Die traditionelle chinesische Medizin, kurz TCM, beschreibt die Heilkunde, die sich über Jahrtausende in China entwickelt hat. Sie besitzt ein eigenes Diagnosesystem sowie ein Erklärungsmodell für Krankheit und Gesundheit. Therapeutische Verfahren, die in der TCM eingesetzt werden, sind etwa Arzneitherapie, Akupunktur, Moxibustion, Massagetechniken und Bewegungsübungen wie Qigong und Taichi. Zur Diagnose werden die Zungen- und Pulsdiagnose eingesetzt.
Die schriftlichen Quellen über die medizinischen Methoden in China reichen über drei Jahrtausende zurück. Sie beschreiben diese meist auf konzeptioneller Ebene und sind von den unterschiedlichen Theorien der zahlreichen philosophischen Schulen geprägt.

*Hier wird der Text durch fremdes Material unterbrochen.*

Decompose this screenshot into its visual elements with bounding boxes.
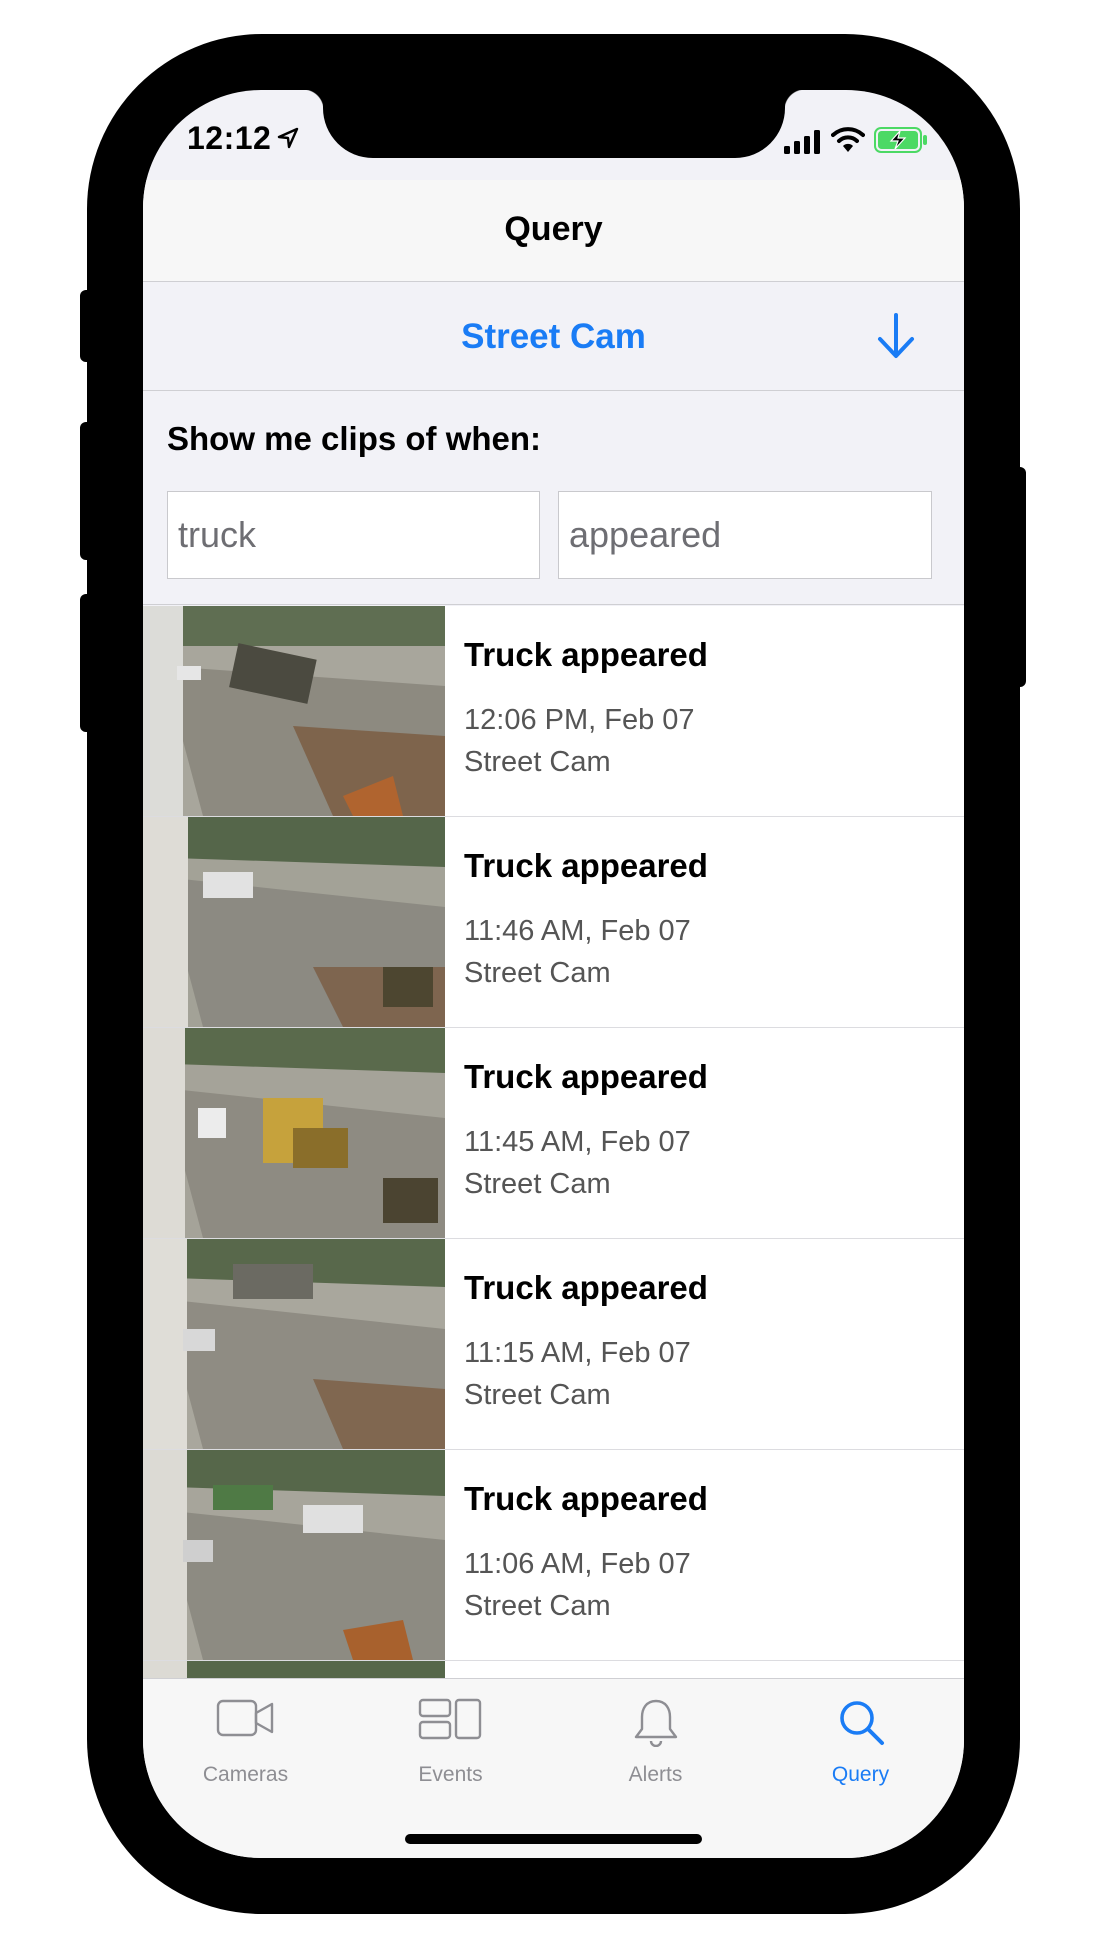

Eine einheitliche Heilkunde hat somit nicht bestanden. Neben der Medizin umfasste sie auch die Volksheilkunst, die Kräuterkunde, die Lehre vom Knochenrichten, Massage und Qigong-Heilkunst. Daneben spielten auch das Wissen um die richtige Ernährung und eine spezielle Diätkost eine große Rolle.
Die philosophischen Gedanken des Taoismus und des Konfuzianismus waren ebenfalls ein wichtiger Bestandteil der alten chinesischen Medizin. Sie streben die körperlich-geistige Harmonie als Ideal an, jedoch auf unterschiedlichen Wegen. Der Konfuzianismus sieht hierfür ein moralisch korrektes Leben innerhalb der Gesellschaft vor, in der jeder seinen Platz mit bestimmten Regeln und Pflichten kennt. Der Taoismus hingegen geht von einem geistigen Urprinzip aus, das über allem steht und durch eine harmonische Beziehung zwischen Mensch und Natur erreicht werden kann. Mit der Verbreitung des Buddhismus in China gewann diese Vorstellung noch mehr an Bedeutung.
Bis ins 17. Jahrhundert hat die traditionelle chinesische Medizin eine dynamische Entwicklung erfahren und fand im gesamten asiatischen Raum Verbreitung. Später gab es jedoch kaum nennenswerte Neuerungen. Zudem konnten mit ihr zwar Alltagsleiden erfolgreich behandelt werden, bei Epidemien versagte sie jedoch und chirurgische Eingriffe fanden gar keine Anwendung. Mit den neuen Kenntnissen über Hygiene und die Entstehung von Krankheiten verlor die TCM im 19. Jh. schließlich an Bedeutung und wurde 1929 in China ganz verboten.
Die kommunistische Regierung, die verstärkt nationale Kulturgüter fördert, rief auch die alte Medizintradition wieder in das Gedächtnis der Bevölkerung. Um sie aufzuwerten wurde hierzu das „Institut zur Verbesserung ihres Standards" gegründet. Der Versuch in den 1940er Jahren, die westliche und die traditionelle chinesische Medizin zu vereinen, war nur bedingt erfolgreich, da sie sich zu sehr unterscheiden. Heute wird die TCM an einigen Universitäten in China gelehrt und in speziellen Kliniken angewendet. Den Patienten bleibt selbst überlassen, welches Medizinsystem sie nutzen. Auch die Schaffung einheitlicher Kriterien für Diagnose und Wirksamkeit der TCM 1995 führte zu keinem einheitlichen System. Grund hierfür sind zahlreiche Weiterentwicklungen auch außerhalb Chinas.
Auf dem westlichen Medizinmarkt ist die traditionelle chinesische Medizin sehr beliebt. Allein in Deutschland wurden mehrere Vereinigungen gegründet und mehrere tausend Behandler mit unterschiedlicher Ausbildung wenden diese Heilmethode an. Die Popularität der TCM führte 2003 zu der Gründung des Weltdachverbandes (World Federation of Chinese Medicine Society - WFMCS) und der ersten privaten Universität für TCM in Wien. An der Universität Mainz wurde 2005 die erste Stiftungsprofessur für traditionelle chinesische Medizin eingerichtet.
Letzte Aktualisierung am 29.07.2015.